BFMTV

FN 2002-2017: ce qui a changé en 15 ans

Marine Le Pen est arrivée.

Marine Le Pen est arrivée. - BFMTV

Le peu d'émoi suscité par la présence du Front national au second tour de l'élection présidentielle traduit le succès de la stratégie de "dédiabolisation" du FN et l'échec des membres du "front républicain".

À quoi reconnaît-on la banalisation du Front national? Certainement au gouffre qui sépare la mobilisation populaire provoquée par la qualification au second tour de Jean-Marie Le Pen, le 21 avril 2002, de la relative passivité de l'opinion après la qualification de sa fille, le 23 avril 2017.

Sans doute, aussi, à la différence de traitement médiatique entre ces deux événements: "NON", titrait alors Libération, "À une marche", titre cette fois le quotidien. Sûrement, enfin, au contraste entre la gravité solennelle de Jacques Chirac et le sourire enjoué d'Emmanuel Macron.

Différence de ton

Deux entre-deux tours aux antipodes, et ce dès le premier discours suivant les résultats: "Aux millions de Françaises et de Français qui m'ont ce soir fait confiance, en votant pour moi, je veux dire merci.

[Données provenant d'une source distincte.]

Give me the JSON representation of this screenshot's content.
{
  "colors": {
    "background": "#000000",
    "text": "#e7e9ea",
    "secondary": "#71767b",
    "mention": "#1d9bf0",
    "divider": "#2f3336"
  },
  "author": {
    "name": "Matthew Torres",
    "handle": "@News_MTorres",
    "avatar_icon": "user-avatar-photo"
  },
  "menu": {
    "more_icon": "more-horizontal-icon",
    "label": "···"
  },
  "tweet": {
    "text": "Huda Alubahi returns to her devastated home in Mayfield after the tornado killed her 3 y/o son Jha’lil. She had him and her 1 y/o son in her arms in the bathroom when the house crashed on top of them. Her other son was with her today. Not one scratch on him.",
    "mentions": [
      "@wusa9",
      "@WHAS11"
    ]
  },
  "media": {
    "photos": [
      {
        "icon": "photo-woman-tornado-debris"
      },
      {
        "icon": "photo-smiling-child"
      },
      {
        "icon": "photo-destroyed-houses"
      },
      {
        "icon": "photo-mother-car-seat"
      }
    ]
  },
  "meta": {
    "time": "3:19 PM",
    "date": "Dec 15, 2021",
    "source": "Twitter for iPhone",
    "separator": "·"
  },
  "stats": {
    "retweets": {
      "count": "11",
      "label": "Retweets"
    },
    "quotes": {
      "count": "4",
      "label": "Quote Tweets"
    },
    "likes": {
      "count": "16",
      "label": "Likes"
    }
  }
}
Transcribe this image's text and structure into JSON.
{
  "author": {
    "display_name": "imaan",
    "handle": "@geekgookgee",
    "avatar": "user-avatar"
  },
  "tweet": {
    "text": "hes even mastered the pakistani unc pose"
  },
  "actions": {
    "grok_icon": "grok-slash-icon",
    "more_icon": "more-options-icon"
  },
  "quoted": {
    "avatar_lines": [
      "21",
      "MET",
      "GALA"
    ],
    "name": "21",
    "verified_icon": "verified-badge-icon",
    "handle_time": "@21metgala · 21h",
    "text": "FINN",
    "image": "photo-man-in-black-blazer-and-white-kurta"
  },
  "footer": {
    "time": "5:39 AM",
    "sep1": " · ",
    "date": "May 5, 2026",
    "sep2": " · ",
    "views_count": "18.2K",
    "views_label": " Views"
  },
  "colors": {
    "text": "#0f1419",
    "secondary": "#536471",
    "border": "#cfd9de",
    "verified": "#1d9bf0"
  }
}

Je veux dire que j'en mesure la charge, et c'est ce soir une joie grave, lucide qui m'habite", a ainsi déclaré Emmanuel Macron, avant de fêter sa qualification à La Rotonde.

"Aujourd'hui, ce qui est en cause, c'est notre cohésion nationale, ce sont les valeurs de la République. Aujourd'hui, ce qui est en cause, c'est l'idée même que nous nous faisons de l'Homme, de ses droits, de sa dignité. C'est l'idée que nous nous faisons de la France (...)."

Une différence de ton qui a conduit François Hollande à tirer la sonnette d'alarme ce mardi, dans un avertissement à son ancien protégé: "Je pense qu'il convient d'être extrêmement sérieux et mobilisé, de penser que rien n'est fait parce qu'un vote ça se mérite, ça se conquiert, ça se justifie, ça se porte." Réponse sèche de l'intéressé, quelques heures plus tard: "Certains se réveillent avec la gueule de bois (…) Ils n’avaient qu’à s’activer avant. Ils ont nourri le Front national", lance le leader d'En Marche!, qui "assume totalement".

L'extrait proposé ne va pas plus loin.